2 Name resolution, macro expansion, and configuration
* once parsing is complete, we process the AST recursively, resolving paths and expanding macros. This same process also processes `#[cfg]` nodes, and hence may strip things out of the AST as well.
3 Lowering to HIR
* Once name resolution completes, we convert the AST into the HIR, or "high-level IR".
* The HIR is a lightly desugared variant of the AST. It is more processed than the AST and more suitable for the analyses that follow.
4 Type-checking and subsequent analyses
* An important step in processing the HIR is to perform type checking. This process assigns types to every HIR expression, and also is responsible for resolving some "type-dependent" paths, such as field accesses (`x.f`)

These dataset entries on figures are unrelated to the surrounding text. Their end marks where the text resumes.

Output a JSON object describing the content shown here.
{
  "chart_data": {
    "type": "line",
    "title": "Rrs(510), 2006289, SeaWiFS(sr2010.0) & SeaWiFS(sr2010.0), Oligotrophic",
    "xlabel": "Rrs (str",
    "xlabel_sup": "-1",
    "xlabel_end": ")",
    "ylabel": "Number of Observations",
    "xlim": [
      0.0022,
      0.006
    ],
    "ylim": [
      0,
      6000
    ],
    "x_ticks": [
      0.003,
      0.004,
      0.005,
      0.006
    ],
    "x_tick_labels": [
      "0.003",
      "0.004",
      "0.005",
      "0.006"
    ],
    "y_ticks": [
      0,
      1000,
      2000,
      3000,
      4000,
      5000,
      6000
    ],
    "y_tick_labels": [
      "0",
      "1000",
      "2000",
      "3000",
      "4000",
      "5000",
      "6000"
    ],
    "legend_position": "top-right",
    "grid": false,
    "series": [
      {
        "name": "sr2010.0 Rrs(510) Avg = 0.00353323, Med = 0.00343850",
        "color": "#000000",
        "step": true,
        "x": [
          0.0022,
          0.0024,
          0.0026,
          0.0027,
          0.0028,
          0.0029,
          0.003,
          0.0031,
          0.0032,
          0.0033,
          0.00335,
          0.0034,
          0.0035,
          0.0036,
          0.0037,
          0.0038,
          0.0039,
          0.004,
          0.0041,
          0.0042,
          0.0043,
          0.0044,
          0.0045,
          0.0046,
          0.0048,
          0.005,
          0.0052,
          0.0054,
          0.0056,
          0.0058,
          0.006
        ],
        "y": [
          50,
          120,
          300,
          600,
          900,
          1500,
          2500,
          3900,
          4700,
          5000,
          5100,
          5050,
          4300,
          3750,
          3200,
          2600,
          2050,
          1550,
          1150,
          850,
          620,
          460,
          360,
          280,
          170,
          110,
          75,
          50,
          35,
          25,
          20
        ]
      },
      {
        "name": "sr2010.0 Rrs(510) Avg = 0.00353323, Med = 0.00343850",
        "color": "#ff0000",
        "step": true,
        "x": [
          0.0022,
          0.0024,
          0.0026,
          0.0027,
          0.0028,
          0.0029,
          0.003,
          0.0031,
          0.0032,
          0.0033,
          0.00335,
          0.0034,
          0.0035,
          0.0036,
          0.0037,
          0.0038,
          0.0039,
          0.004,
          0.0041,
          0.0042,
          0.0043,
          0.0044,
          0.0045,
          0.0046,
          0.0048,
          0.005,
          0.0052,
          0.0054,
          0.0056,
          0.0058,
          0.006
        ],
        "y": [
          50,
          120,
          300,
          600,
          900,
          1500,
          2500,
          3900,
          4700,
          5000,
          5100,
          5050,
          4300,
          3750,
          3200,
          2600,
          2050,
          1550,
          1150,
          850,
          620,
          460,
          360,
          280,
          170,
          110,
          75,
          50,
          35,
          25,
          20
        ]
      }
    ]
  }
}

5 Lowering to MIR and post-processing
Once type-checking is done, we can lower the HIR into MIR ("middle IR"), which is a very desugared version of Rust.
Here is where the borrow checking is done!!!!
6 Translation to LLVM and LLVM optimizations
From MIR, we can produce LLVM IR.
LLVM then runs its various optimizations, which produces a number of .o files (one for each "codegen unit").
7 Linking
Finally, those .o files are linked together.
### LLVM
LLVM (Low Level Virtual Machine) implements a target independened assembly language, LLVM-IR (with infinite number of registers, etc.).
LLVM-IR, assembly is on a "Static Single Assigmnet" form (SSA), i.e. each LLVM "variable" is assigned only once.
There is a neat coupling to Rusts *Affine* types, allowing information (e.g., regarding mutability) derived at MIR level to be propagated into the LLVM-IR, in order to allow for aggressive optimization by LLVW. (There are still room for further improvement here regarding inner mutability, which is currently overapproximated by LLVM.)